Sibel BAY'ın 23 Temmuz 2025 tarihli yazısı: Yanlış Bilginin Görünmeyen Tehlikesi

Hayatta kalmak bazen bildiklerimizden çok, ne bilmediğimizi kabul edebilmekten geçer. Tarih boyunca cehalet, insanın ayağına takılan bir taş olmuş olabilir, ancak çoğu zaman yanlış bilgi, o taşı bir uçuruma dönüştürmüştür. Çünkü bilmemek, durup düşünmeye fırsat verirken; yanlış bilgi ise insanı yanlış bir özgüvenle sürükleyerek hatalı adımlar attırır.

Bugün yanlış bilgiye her zamankinden daha açığız. Sosyal medyada okuduğumuz bir haber, bir WhatsApp mesajı ya da bir influencer'ın önerisi; doğruluğundan emin olmadan içimize sindirdiğimiz fikirler hâline geliyor. Çünkü insan zihni, toplumsal hayatta hayatta kalmak için hızlı kararlar almaya ve çevresindekilere güvenmeye evrimleşmiş bir yapıdadır. Atalarımız için bu, ormanda hangi meyvenin zehirli olduğunu anlamak ya da hangi grubun güvenilir olduğunu ayırt etmek anlamına geliyordu. Ancak aynı eğilim günümüzde, doğruluğu şüpheli bilgileri yaymamıza, araştırmadan kabullenmemize sebebiyet vermektedir.

Yanlış bilginin en tehlikeli yanı, belirsizliği ortadan kaldırma vaadiyle zihnimize yerleşmesidir. Bilmemenin getirdiği sağlıklı bir şüphe yerine, yanlış bilgi kesinlik hissi sunar. Özellikle karmaşık sorunlar karşısında bu kesinlik, bizi uzman görüşlerinden, sağlam kanıtlardan uzaklaştırır.
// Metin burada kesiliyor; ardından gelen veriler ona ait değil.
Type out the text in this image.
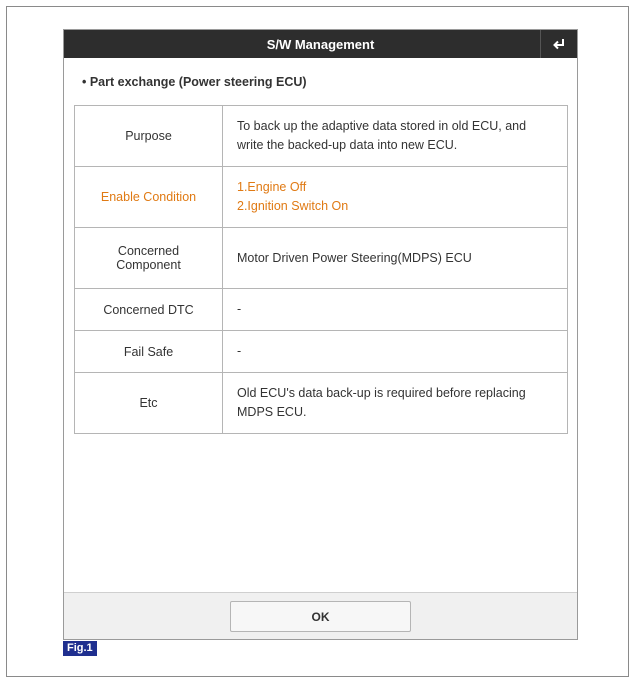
S/W Management
• Part exchange (Power steering ECU)
Purpose	To back up the adaptive data stored in old ECU, and
write the backed-up data into new ECU.

Enable Condition	1.Engine Off
2.Ignition Switch On

Concerned
Component	Motor Driven Power Steering(MDPS) ECU
Concerned DTC	-
Fail Safe	-
Etc	Old ECU's data back-up is required before replacing
MDPS ECU.
OK
Fig.1
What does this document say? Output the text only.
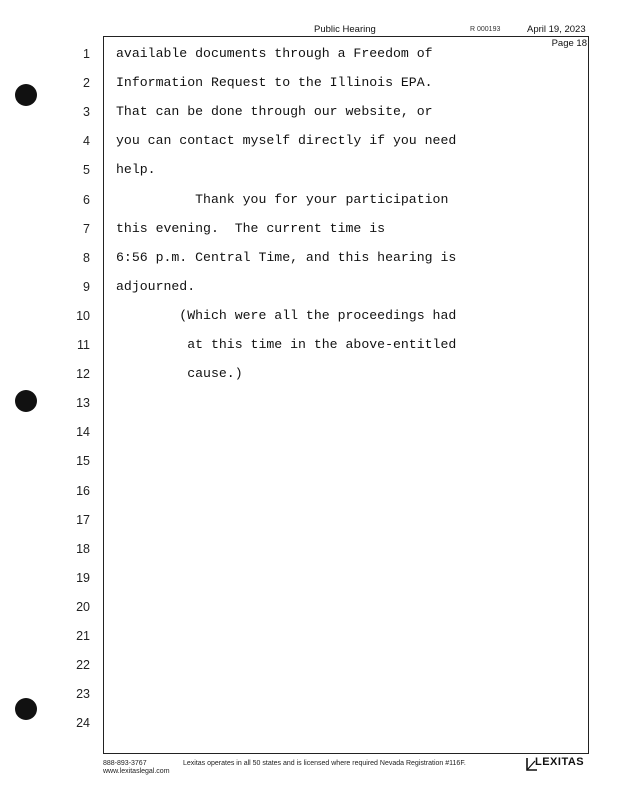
Public Hearing	R 000193	April 19, 2023
Page 18
1 available documents through a Freedom of
2 Information Request to the Illinois EPA.
3 That can be done through our website, or
4 you can contact myself directly if you need
5 help.
6 Thank you for your participation
7 this evening.  The current time is
8 6:56 p.m. Central Time, and this hearing is
9 adjourned.
10 (Which were all the proceedings had
11 at this time in the above-entitled
12 cause.)
13
14
15
16
17
18
19
20
21
22
23
24
888-893-3767
www.lexitaslegal.com
Lexitas operates in all 50 states and is licensed where required Nevada Registration #116F.	LEXITAS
Bilimsel bir konuyu tartışırken, aşı gibi kritik bir konuda karar verirken ya da toplumsal bir olay hakkında tutum alırken yanlış bilgi bizi hatalı tercihlere sürükleyebilir.

Yanlış bilgi yalnızca bireylerin değil, toplumların da dokusunu bozar. İnsanlar inandıkları şeyleri savunurken, çoğu zaman bu inançlar kimliklerinin bir parçası hâline gelir. Böylece yanlış bilgiye sarılmak, yalnızca bir fikri savunmak değil, kendini savunmak gibi hissedilir. Çelişen kanıtlar, bu yüzden görmezden gelinir. Doğrulama yanlılığı dediğimiz bu durum, bireylerin yanlış bilgiyi sorgulamak yerine pekiştirmesine neden olur.

Peki ne yapmak gerekir?

Yanlış bilgiyle mücadele etmek, doğru bilginin peşinden gitmeyi, şüpheyi bir düşman değil dost olarak görmeyi gerektiriyor. "Bilmiyorum" demek, çoğu zaman yanlış bir şeyi biliyormuş gibi davranmaktan çok daha erdemlidir. Çünkü bilmediğimizi kabul ettiğimizde öğrenmeye kapı açarız. Yanlış bilgiye dirençli olmak, yalnızca kendimizi değil, çevremizi de korumak anlamına gelir.

Bilginin kolay erişilebilir olduğu bir çağda yaşıyoruz ancak, bu durum her duyduğumuzun doğru olduğu anlamına gelmez. Tam aksine, her bilgiye bir sorgulama penceresinden bakmak, kendimizi yanlış bilginin sessiz tehdidinden korumanın en güvenli yoludur.